Enquanto ele obedecia, ela continuou: — Olha, moço, não se preocupe, a separação é dolorosa, mas posso lhe garantir que a vida volta ao normal. Eu mesma estou passando por isso e, a cada dia que passa, me sinto melhor sozinha. — A senhora não pensa em voltar com o seu marido? — Não, de jeito nenhum! Fui eu quem quis me separar.
Então, com o veículo já estacionado, Elisa assistiu atônita ao motorista desabar no choro, curvado sobre o volante. Esperou por alguns instantes ele se recuperar, com o pagamento da corrida suspenso no ar, sem saber o que fazer. Depois, tocando timidamente o ombro dele, falou: — Moço, tudo é passageiro. Logo, logo, o senhor vai ficar bem, tenho certeza. Olha aqui o dinheiro, e o troco dê para seu filho, mas não brigue com ele, tá?

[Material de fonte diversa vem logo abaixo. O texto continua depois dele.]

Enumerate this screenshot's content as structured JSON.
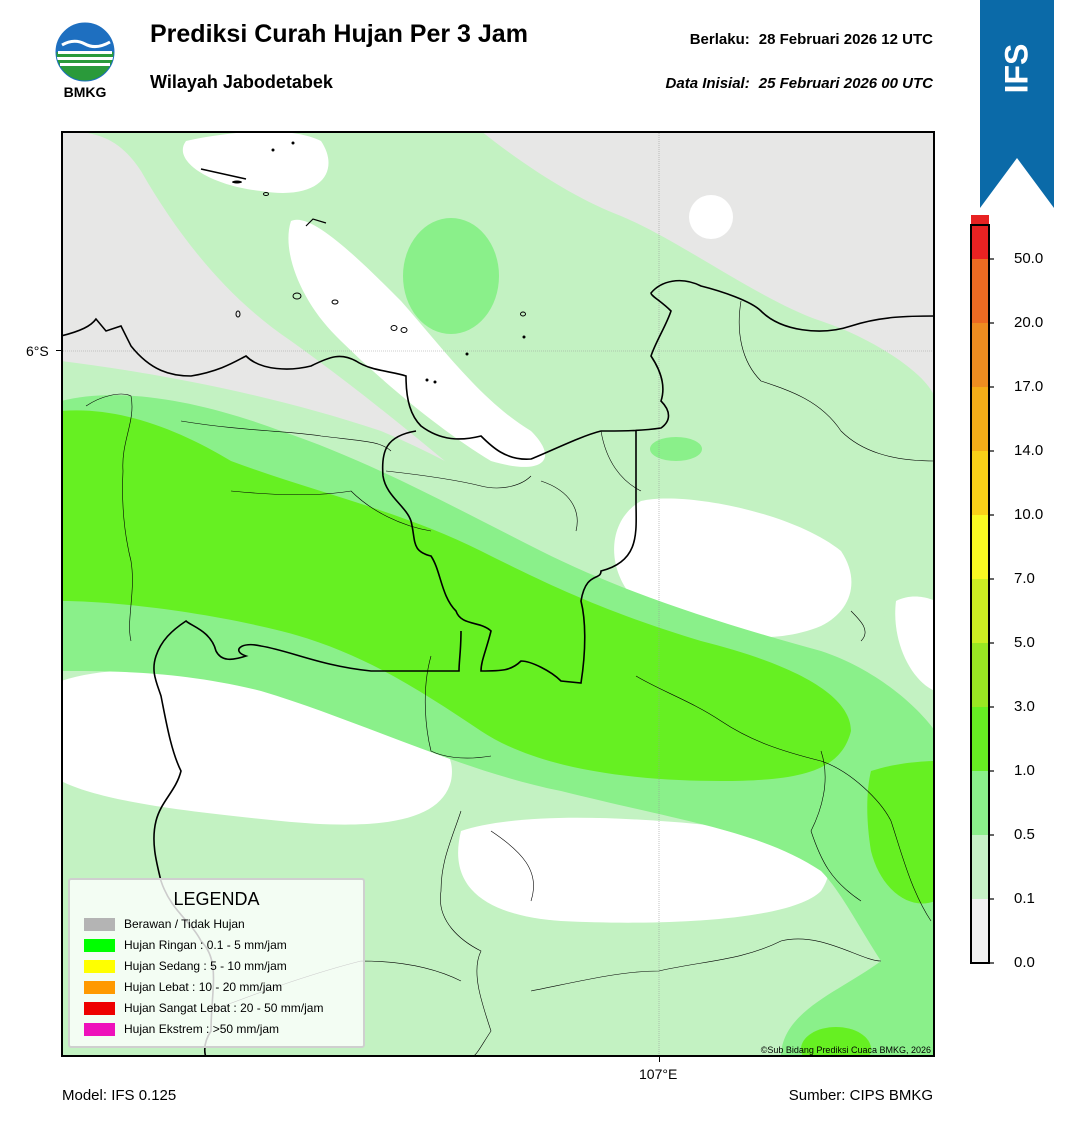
{
  "header": {
    "title": "Prediksi Curah Hujan Per 3 Jam",
    "region": "Wilayah Jabodetabek",
    "valid_label": "Berlaku:",
    "valid_time": "28 Februari 2026 12 UTC",
    "init_label": "Data Inisial:",
    "init_time": "25 Februari 2026 00 UTC"
  },
  "logo": {
    "text": "BMKG"
  },
  "badge": {
    "text": "IFS",
    "color": "#0b6aa8"
  },
  "map": {
    "lat_label": "6°S",
    "lon_label": "107°E",
    "copyright": "©Sub Bidang Prediksi Cuaca BMKG, 2026"
  },
  "legend": {
    "title": "LEGENDA",
    "items": [
      {
        "label": "Berawan / Tidak Hujan",
        "color": "#b4b4b4"
      },
      {
        "label": "Hujan Ringan : 0.1 - 5 mm/jam",
        "color": "#00ff00"
      },
      {
        "label": "Hujan Sedang : 5 - 10 mm/jam",
        "color": "#ffff00"
      },
      {
        "label": "Hujan Lebat : 10 - 20 mm/jam",
        "color": "#ff9900"
      },
      {
        "label": "Hujan Sangat Lebat : 20 - 50 mm/jam",
        "color": "#ee0000"
      },
      {
        "label": "Hujan Ekstrem : >50 mm/jam",
        "color": "#ee11bb"
      }
    ]
  },
  "colorbar": {
    "ticks": [
      "0.0",
      "0.1",
      "0.5",
      "1.0",
      "3.0",
      "5.0",
      "7.0",
      "10.0",
      "14.0",
      "17.0",
      "20.0",
      "50.0"
    ],
    "colors": [
      "#f2f2f2",
      "#c6f2c6",
      "#8af08a",
      "#66ee22",
      "#99e622",
      "#ccee22",
      "#f8f822",
      "#f8d018",
      "#f4ac18",
      "#ee8c20",
      "#ec6a22",
      "#e82222",
      "#e020c0"
    ]
  },
  "footer": {
    "model": "Model: IFS 0.125",
    "source": "Sumber: CIPS BMKG"
  }
}
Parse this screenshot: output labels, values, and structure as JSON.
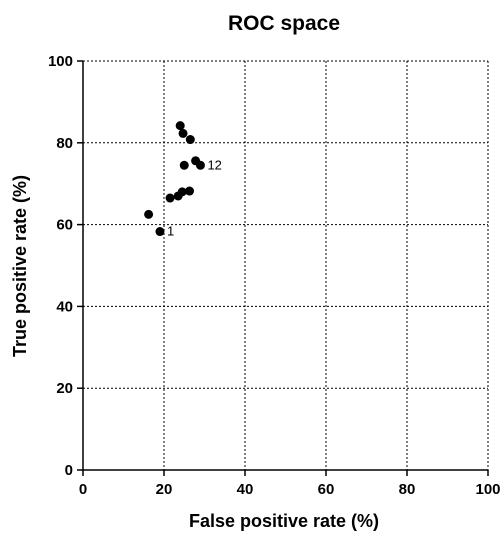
{
  "chart_data": {
    "type": "scatter",
    "title": "ROC space",
    "xlabel": "False positive rate  (%)",
    "ylabel": "True positive rate (%)",
    "xlim": [
      0,
      100
    ],
    "ylim": [
      0,
      100
    ],
    "xticks": [
      0,
      20,
      40,
      60,
      80,
      100
    ],
    "yticks": [
      0,
      20,
      40,
      60,
      80,
      100
    ],
    "grid": true,
    "legend": "none",
    "series": [
      {
        "values": [
          {
            "x": 16.2,
            "y": 62.5
          },
          {
            "x": 19.0,
            "y": 58.3
          },
          {
            "x": 21.5,
            "y": 66.5
          },
          {
            "x": 23.5,
            "y": 67.0
          },
          {
            "x": 24.5,
            "y": 68.0
          },
          {
            "x": 26.3,
            "y": 68.2
          },
          {
            "x": 24.0,
            "y": 84.2
          },
          {
            "x": 24.7,
            "y": 82.3
          },
          {
            "x": 26.5,
            "y": 80.8
          },
          {
            "x": 25.0,
            "y": 74.5
          },
          {
            "x": 27.8,
            "y": 75.6
          },
          {
            "x": 29.0,
            "y": 74.5
          }
        ]
      }
    ],
    "annotations": [
      {
        "text": "1",
        "x": 19.0,
        "y": 58.3
      },
      {
        "text": "12",
        "x": 29.0,
        "y": 74.5
      }
    ],
    "colors": {
      "marker": "#000000",
      "axis": "#000000",
      "grid": "#000000"
    }
  }
}
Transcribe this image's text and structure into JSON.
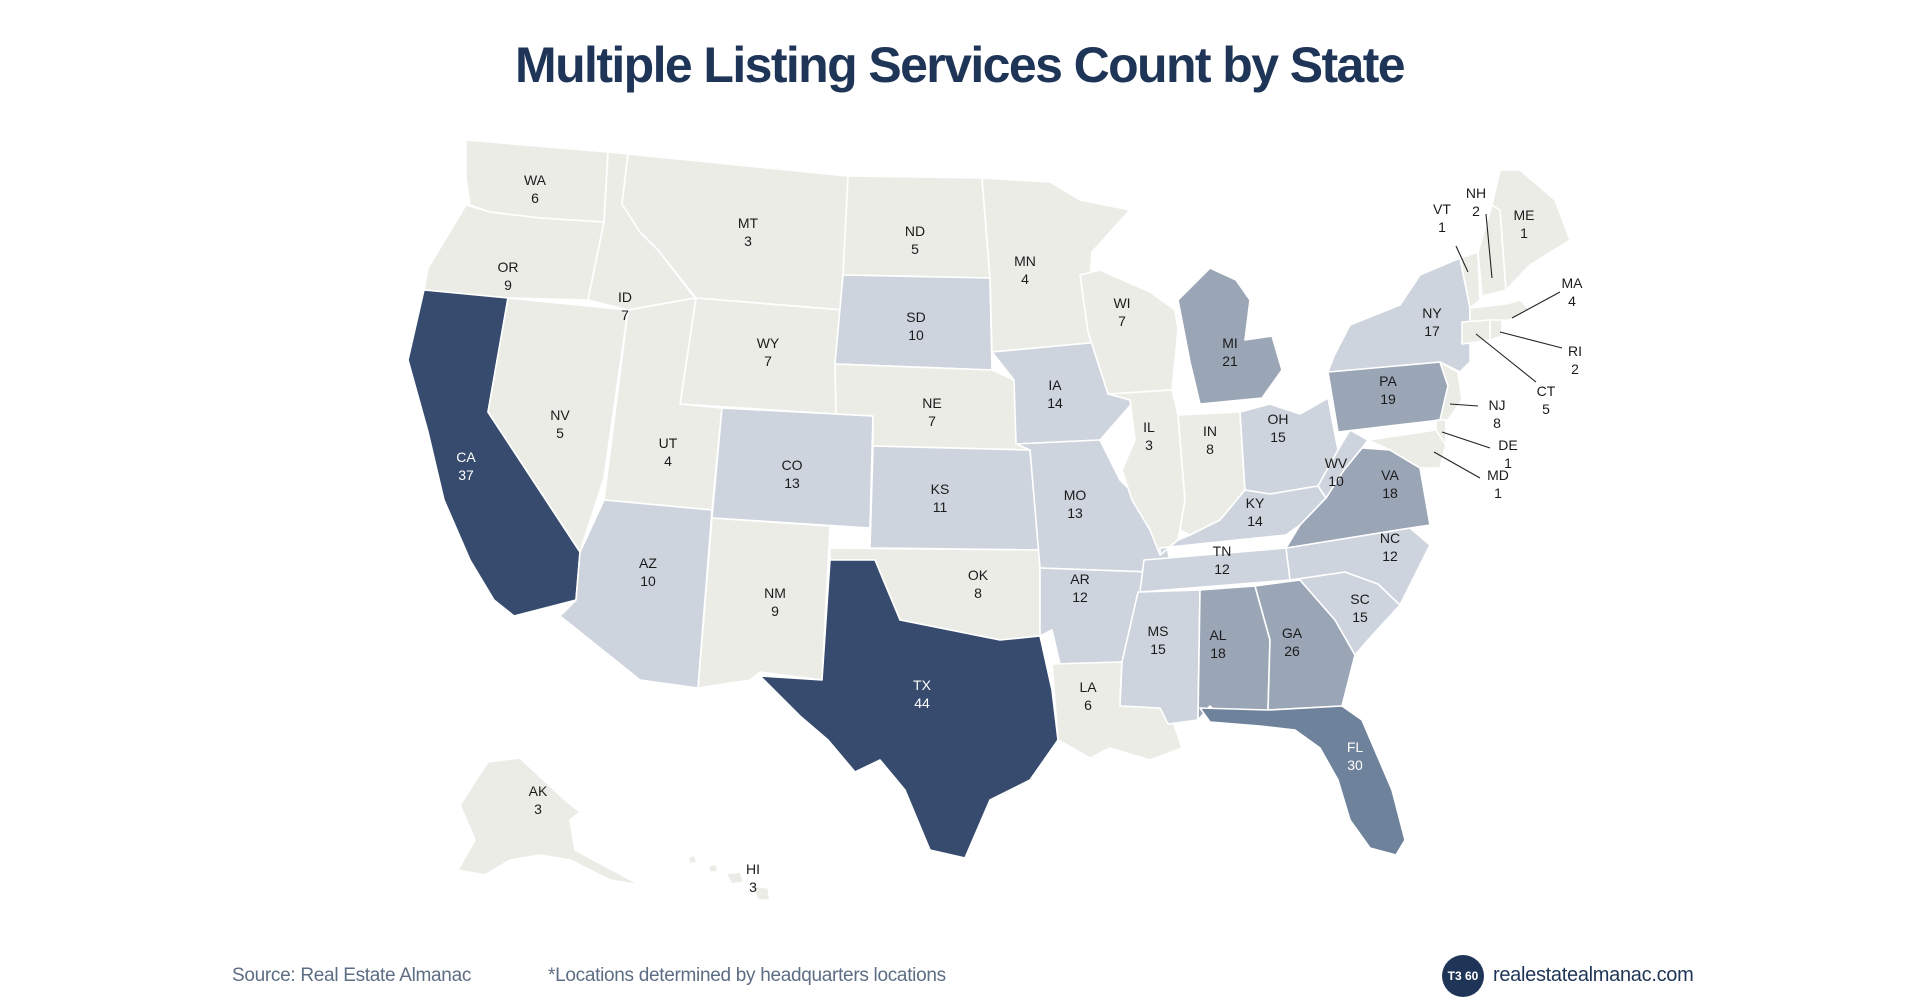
{
  "title": "Multiple Listing Services Count by State",
  "footer": {
    "source": "Source: Real Estate Almanac",
    "note": "*Locations determined by headquarters locations",
    "logo_text": "T3 60",
    "website": "realestatealmanac.com"
  },
  "colors": {
    "scale_lightest": "#ecece7",
    "scale_light": "#ced4dd",
    "scale_mid": "#9aa5b5",
    "scale_mid_dark": "#6f829c",
    "scale_darkest": "#364b6d",
    "title": "#1f3557"
  },
  "states": [
    {
      "abbr": "WA",
      "count": 6
    },
    {
      "abbr": "OR",
      "count": 9
    },
    {
      "abbr": "CA",
      "count": 37
    },
    {
      "abbr": "NV",
      "count": 5
    },
    {
      "abbr": "ID",
      "count": 7
    },
    {
      "abbr": "MT",
      "count": 3
    },
    {
      "abbr": "WY",
      "count": 7
    },
    {
      "abbr": "UT",
      "count": 4
    },
    {
      "abbr": "AZ",
      "count": 10
    },
    {
      "abbr": "CO",
      "count": 13
    },
    {
      "abbr": "NM",
      "count": 9
    },
    {
      "abbr": "ND",
      "count": 5
    },
    {
      "abbr": "SD",
      "count": 10
    },
    {
      "abbr": "NE",
      "count": 7
    },
    {
      "abbr": "KS",
      "count": 11
    },
    {
      "abbr": "OK",
      "count": 8
    },
    {
      "abbr": "TX",
      "count": 44
    },
    {
      "abbr": "MN",
      "count": 4
    },
    {
      "abbr": "IA",
      "count": 14
    },
    {
      "abbr": "MO",
      "count": 13
    },
    {
      "abbr": "AR",
      "count": 12
    },
    {
      "abbr": "LA",
      "count": 6
    },
    {
      "abbr": "WI",
      "count": 7
    },
    {
      "abbr": "IL",
      "count": 3
    },
    {
      "abbr": "MI",
      "count": 21
    },
    {
      "abbr": "IN",
      "count": 8
    },
    {
      "abbr": "OH",
      "count": 15
    },
    {
      "abbr": "KY",
      "count": 14
    },
    {
      "abbr": "TN",
      "count": 12
    },
    {
      "abbr": "MS",
      "count": 15
    },
    {
      "abbr": "AL",
      "count": 18
    },
    {
      "abbr": "GA",
      "count": 26
    },
    {
      "abbr": "FL",
      "count": 30
    },
    {
      "abbr": "SC",
      "count": 15
    },
    {
      "abbr": "NC",
      "count": 12
    },
    {
      "abbr": "VA",
      "count": 18
    },
    {
      "abbr": "WV",
      "count": 10
    },
    {
      "abbr": "PA",
      "count": 19
    },
    {
      "abbr": "NY",
      "count": 17
    },
    {
      "abbr": "VT",
      "count": 1
    },
    {
      "abbr": "NH",
      "count": 2
    },
    {
      "abbr": "ME",
      "count": 1
    },
    {
      "abbr": "MA",
      "count": 4
    },
    {
      "abbr": "RI",
      "count": 2
    },
    {
      "abbr": "CT",
      "count": 5
    },
    {
      "abbr": "NJ",
      "count": 8
    },
    {
      "abbr": "DE",
      "count": 1
    },
    {
      "abbr": "MD",
      "count": 1
    },
    {
      "abbr": "AK",
      "count": 3
    },
    {
      "abbr": "HI",
      "count": 3
    }
  ]
}
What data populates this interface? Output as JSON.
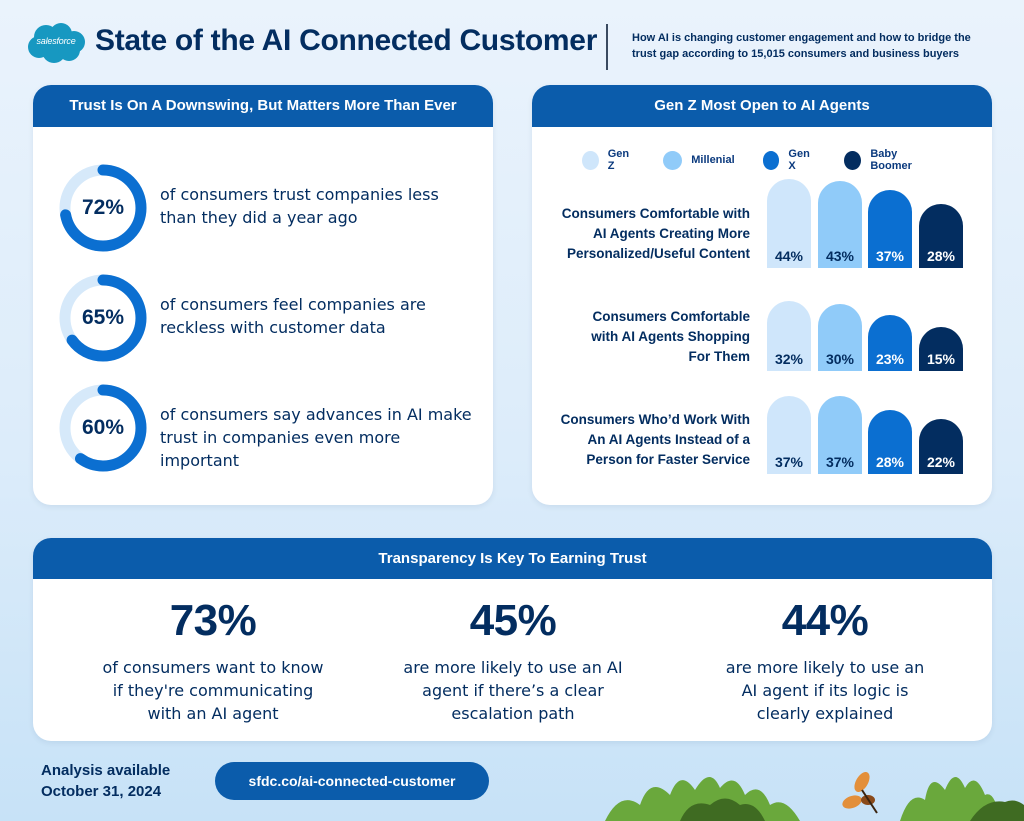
{
  "header": {
    "logo_text": "salesforce",
    "title": "State of the AI Connected Customer",
    "subtitle": "How AI is changing customer engagement and how to bridge the trust gap according to 15,015 consumers and business buyers"
  },
  "trust_card": {
    "title": "Trust Is On A Downswing, But Matters More Than Ever",
    "stats": [
      {
        "value": 72,
        "label": "72%",
        "text": "of consumers trust companies less than they did a year ago"
      },
      {
        "value": 65,
        "label": "65%",
        "text": "of consumers feel companies are reckless with customer data"
      },
      {
        "value": 60,
        "label": "60%",
        "text": "of consumers say advances in AI make trust in companies even more important"
      }
    ]
  },
  "genz_card": {
    "title": "Gen Z Most Open to AI Agents"
  },
  "chart_data": {
    "type": "bar",
    "title": "Gen Z Most Open to AI Agents",
    "xlabel": "",
    "ylabel": "",
    "legend_position": "top",
    "categories": [
      "Consumers Comfortable with AI Agents Creating More Personalized/Useful Content",
      "Consumers  Comfortable with AI Agents Shopping For Them",
      "Consumers Who’d Work With An AI Agents Instead of a Person for Faster Service"
    ],
    "category_lines": [
      [
        "Consumers Comfortable with",
        "AI Agents Creating More",
        "Personalized/Useful Content"
      ],
      [
        "Consumers  Comfortable",
        "with AI Agents Shopping",
        "For Them"
      ],
      [
        "Consumers Who’d Work With",
        "An AI Agents Instead of a",
        "Person for Faster Service"
      ]
    ],
    "series": [
      {
        "name": "Gen Z",
        "color": "#cfe6fb",
        "text_color": "#032d60",
        "values": [
          44,
          32,
          37
        ]
      },
      {
        "name": "Millenial",
        "color": "#90cbf9",
        "text_color": "#032d60",
        "values": [
          43,
          30,
          37
        ]
      },
      {
        "name": "Gen X",
        "color": "#0b6fd1",
        "text_color": "#ffffff",
        "values": [
          37,
          23,
          28
        ]
      },
      {
        "name": "Baby Boomer",
        "color": "#032d60",
        "text_color": "#ffffff",
        "values": [
          28,
          15,
          22
        ]
      }
    ],
    "unit": "%"
  },
  "transparency_card": {
    "title": "Transparency Is Key To Earning Trust",
    "stats": [
      {
        "value": "73%",
        "text_lines": [
          "of consumers want to know",
          "if they're communicating",
          "with an AI agent"
        ]
      },
      {
        "value": "45%",
        "text_lines": [
          "are more likely to use an AI",
          "agent if there’s a clear",
          "escalation path"
        ]
      },
      {
        "value": "44%",
        "text_lines": [
          "are more likely to use an",
          "AI agent if its logic is",
          "clearly explained"
        ]
      }
    ]
  },
  "footer": {
    "note_line1": "Analysis available",
    "note_line2": "October 31, 2024",
    "link_label": "sfdc.co/ai-connected-customer"
  },
  "colors": {
    "brand_blue": "#0b5cab",
    "navy": "#032d60",
    "donut_track": "#d6e9fa",
    "donut_fill": "#0b6fd1"
  }
}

O homem se recompôs rapidamente, pôs a mão sobre a dela e, olhando para ela com olhos molhados, disse: — Agradeço muito o seu apoio. O que a senhora quiser, pode me chamar e estarei aqui a seu dispor. Tome aqui o meu cartão.
Puxando a mão para si rapidamente, sem olhar para ele, Elisa abriu a porta e se curvou para sair do veículo. Mas antes ouviu: — Obrigado, linda!
Elisa esperou o táxi seguir pela rua até sumir em uma esquina. Caminhou rápido mais uma quadra até o prédio onde morava sua mãe e entrou em casa com uma certeza. Precisava urgentemente comprar um carro!